An important accomplishment of American Imperialism’s Undead is its recuperation of the significance of actors whose radicalism was shaped by their engagement with the occupation and whose importance to pan-African and Caribbean anticolonial radicalism has been underplayed. Chapter 4, “Gendering the Occupation,” focuses on the women of the Universal Negro Improvement Association, whose “community feminism” opened spaces for Haitian voices, challenged masculinist emphases, and made critical contributions to the work of male Caribbean anticolonialists (pp. 110–12) and black female playwrights like Spence, who laced visions of gender solidarity with critiques of imperialism and capital. Chapter 6 reveals Padmore’s important role in shaping African and Caribbean programs for decolonization, frequently employing the case of Haiti to illustrate the dangers of neocolonialism. His ties to Jomo Kenyatta and others illustrate how opposition to the occupation in and beyond Haiti helped to shape emergent anticolonial nationalism in Africa.

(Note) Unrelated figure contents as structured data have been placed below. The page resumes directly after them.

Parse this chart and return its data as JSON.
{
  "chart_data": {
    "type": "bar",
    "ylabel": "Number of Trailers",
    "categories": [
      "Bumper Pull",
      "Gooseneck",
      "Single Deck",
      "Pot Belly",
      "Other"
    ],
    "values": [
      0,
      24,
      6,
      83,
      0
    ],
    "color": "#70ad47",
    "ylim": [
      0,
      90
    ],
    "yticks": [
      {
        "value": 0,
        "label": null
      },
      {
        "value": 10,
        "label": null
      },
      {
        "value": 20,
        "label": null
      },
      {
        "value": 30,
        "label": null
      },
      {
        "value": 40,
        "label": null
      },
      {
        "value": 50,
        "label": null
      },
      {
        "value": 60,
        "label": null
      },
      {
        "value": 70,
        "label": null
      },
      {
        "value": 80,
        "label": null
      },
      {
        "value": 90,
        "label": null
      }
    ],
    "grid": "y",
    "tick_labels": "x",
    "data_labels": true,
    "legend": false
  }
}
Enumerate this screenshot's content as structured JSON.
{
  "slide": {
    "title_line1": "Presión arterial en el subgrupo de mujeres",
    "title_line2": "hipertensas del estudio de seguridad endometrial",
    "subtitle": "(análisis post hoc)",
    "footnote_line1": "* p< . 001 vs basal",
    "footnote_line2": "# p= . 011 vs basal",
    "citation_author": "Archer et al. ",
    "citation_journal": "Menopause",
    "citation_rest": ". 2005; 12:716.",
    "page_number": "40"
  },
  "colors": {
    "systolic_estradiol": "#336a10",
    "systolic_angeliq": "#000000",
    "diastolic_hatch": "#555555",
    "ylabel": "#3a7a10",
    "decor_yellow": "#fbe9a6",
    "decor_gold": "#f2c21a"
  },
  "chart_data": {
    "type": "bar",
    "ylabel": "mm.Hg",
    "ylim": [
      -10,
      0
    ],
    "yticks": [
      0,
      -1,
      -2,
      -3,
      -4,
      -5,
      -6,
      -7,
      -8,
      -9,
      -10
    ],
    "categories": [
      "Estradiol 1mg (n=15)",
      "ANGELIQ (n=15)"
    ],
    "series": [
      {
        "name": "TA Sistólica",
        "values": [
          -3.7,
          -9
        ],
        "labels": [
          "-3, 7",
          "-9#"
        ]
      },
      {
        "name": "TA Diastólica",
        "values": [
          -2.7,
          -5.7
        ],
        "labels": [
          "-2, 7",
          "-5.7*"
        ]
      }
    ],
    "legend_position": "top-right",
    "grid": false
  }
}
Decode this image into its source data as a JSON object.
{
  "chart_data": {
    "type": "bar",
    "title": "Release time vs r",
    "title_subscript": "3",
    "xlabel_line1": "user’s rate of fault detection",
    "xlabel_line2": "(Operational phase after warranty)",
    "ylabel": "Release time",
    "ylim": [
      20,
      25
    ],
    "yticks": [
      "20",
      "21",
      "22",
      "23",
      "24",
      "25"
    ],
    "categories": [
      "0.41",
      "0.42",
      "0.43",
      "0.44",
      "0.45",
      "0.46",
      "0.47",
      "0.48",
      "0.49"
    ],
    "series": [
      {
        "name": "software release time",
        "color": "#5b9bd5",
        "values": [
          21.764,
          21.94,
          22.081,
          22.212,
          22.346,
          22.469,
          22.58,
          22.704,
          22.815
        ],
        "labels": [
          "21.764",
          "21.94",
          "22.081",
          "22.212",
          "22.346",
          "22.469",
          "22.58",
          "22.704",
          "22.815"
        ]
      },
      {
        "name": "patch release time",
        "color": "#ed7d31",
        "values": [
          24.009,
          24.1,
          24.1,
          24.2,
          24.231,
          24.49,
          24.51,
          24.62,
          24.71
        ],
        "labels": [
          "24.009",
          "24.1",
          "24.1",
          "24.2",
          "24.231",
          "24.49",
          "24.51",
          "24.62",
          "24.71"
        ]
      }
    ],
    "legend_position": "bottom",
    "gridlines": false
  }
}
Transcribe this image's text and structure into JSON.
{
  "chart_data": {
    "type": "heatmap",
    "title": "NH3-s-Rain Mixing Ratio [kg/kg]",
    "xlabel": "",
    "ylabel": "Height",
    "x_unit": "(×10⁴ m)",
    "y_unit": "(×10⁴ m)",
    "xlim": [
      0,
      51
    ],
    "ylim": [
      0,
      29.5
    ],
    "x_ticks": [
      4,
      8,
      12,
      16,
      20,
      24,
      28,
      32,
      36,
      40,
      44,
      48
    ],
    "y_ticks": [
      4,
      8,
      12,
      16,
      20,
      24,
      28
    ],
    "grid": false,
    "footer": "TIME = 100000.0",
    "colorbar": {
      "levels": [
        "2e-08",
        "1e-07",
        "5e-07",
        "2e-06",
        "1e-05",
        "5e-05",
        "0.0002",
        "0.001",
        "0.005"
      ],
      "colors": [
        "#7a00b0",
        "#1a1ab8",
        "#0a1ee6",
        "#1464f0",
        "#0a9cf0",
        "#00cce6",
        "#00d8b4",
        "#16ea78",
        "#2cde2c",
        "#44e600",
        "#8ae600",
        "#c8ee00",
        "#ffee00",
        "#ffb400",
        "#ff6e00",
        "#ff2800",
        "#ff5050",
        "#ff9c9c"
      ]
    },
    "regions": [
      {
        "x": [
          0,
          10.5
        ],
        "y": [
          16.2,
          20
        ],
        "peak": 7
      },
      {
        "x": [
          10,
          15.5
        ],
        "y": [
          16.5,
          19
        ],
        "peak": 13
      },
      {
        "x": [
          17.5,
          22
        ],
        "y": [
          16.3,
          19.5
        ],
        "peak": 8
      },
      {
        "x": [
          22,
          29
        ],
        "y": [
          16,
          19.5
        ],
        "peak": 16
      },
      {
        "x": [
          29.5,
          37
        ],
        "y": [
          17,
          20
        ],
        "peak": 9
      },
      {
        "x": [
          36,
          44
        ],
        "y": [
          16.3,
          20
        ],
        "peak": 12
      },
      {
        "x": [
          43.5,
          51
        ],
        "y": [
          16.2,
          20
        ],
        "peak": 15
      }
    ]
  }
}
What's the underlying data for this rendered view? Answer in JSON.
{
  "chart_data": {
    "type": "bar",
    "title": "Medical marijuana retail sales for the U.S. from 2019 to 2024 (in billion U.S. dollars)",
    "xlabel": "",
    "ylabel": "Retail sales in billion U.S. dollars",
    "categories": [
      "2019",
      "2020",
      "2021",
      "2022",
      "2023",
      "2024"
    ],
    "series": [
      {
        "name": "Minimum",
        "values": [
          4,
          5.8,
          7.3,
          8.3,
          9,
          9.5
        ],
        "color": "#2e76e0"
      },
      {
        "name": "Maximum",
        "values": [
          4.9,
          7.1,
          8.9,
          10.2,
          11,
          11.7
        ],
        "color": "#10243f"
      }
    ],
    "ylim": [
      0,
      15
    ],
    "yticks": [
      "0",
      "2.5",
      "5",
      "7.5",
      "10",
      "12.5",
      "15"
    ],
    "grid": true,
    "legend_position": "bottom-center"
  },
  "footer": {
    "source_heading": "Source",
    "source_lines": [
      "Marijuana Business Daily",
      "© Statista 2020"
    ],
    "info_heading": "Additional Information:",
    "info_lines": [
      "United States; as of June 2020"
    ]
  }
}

With skillful research and probing analyses, Dalleo shows the difference a focus on the occupation makes as he reveals the lively cross-fertilizations that shaped Caribbean and African diasporic thought in the middle decades of the twentieth century. American Imperialism’s Undead establishes the defining role played by the occupation in Caribbean self-fashioning and in the emergence and evolution of anticolonialism between 1915 and 1950.